AN East Lancashire journalist has won an accolade in a UK competition to find the nation's best budding novelists.
Theresa Robson, 41, of Padiham Road, Sabden, the former Ribble Valley reporter for the Lancashire Evening Telegraph, was runner-up in A Novel Approach 2003.
The competition, which attracted hundreds of entries from throughout the UK, is aimed at unpublished authors looking to break into print.
They were invited to submit a section of a novel in progress plus a synopsis to a panel of judges that included best-selling novelists Wendy Robertson, who penned Honesty's Daughter, and Elizabeth Gill, author of The Homecoming.
Judges placed high value on entries that demonstrated imagination, originality and flair.
The competition, patronised by top authors David Almond, Anne Fine and former Booker prize-winner Pat Barker, offers cash prizes and the top three entries are read by leading publishers and literary agents.

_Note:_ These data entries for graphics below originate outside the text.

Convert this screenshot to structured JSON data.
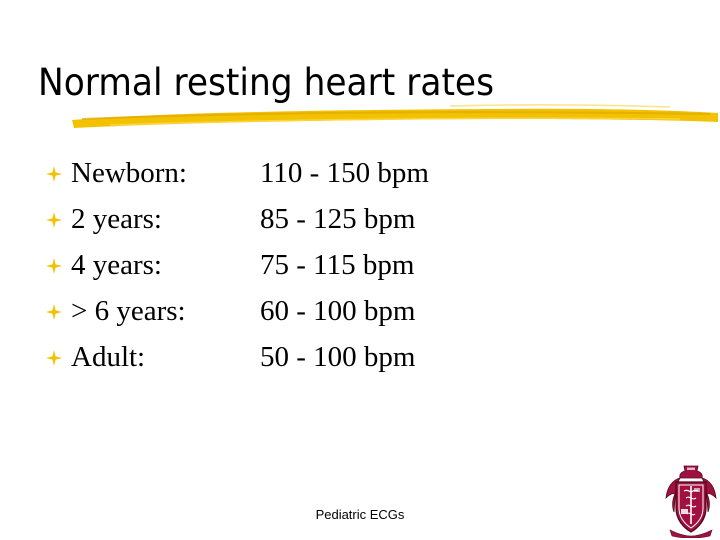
{
  "slide": {
    "title": "Normal resting heart rates",
    "footer": "Pediatric ECGs",
    "accent_color": "#F2C200",
    "seal_color": "#A01040"
  },
  "rows": [
    {
      "label": "Newborn:",
      "value": "110 - 150 bpm"
    },
    {
      "label": "2 years:",
      "value": "85 - 125 bpm"
    },
    {
      "label": "4 years:",
      "value": "75 - 115 bpm"
    },
    {
      "label": "> 6 years:",
      "value": "60 - 100 bpm"
    },
    {
      "label": "Adult:",
      "value": "50 - 100 bpm"
    }
  ],
  "icons": {
    "bullet": "sparkle-bullet-icon",
    "title_underline": "brush-stroke-underline",
    "seal": "medical-crest-logo"
  }
}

Theresa, who recently quit work as a full-time journalist to take up a post as part-time communications officer at Ribble Valley Council and concentrate on writing her novel, said she was thrilled to bits with the competition win.
Her historical novel is centred on the loom-breaking riots in East Lancashire in the early 19th Century.
Theresa, a former pupil of Ribblesdale High School, Clitheroe, is studying creative writing at Lancaster University and the Bolton Institute.
She will receive her prize at a special ceremony in Durham on Sunday, November 9.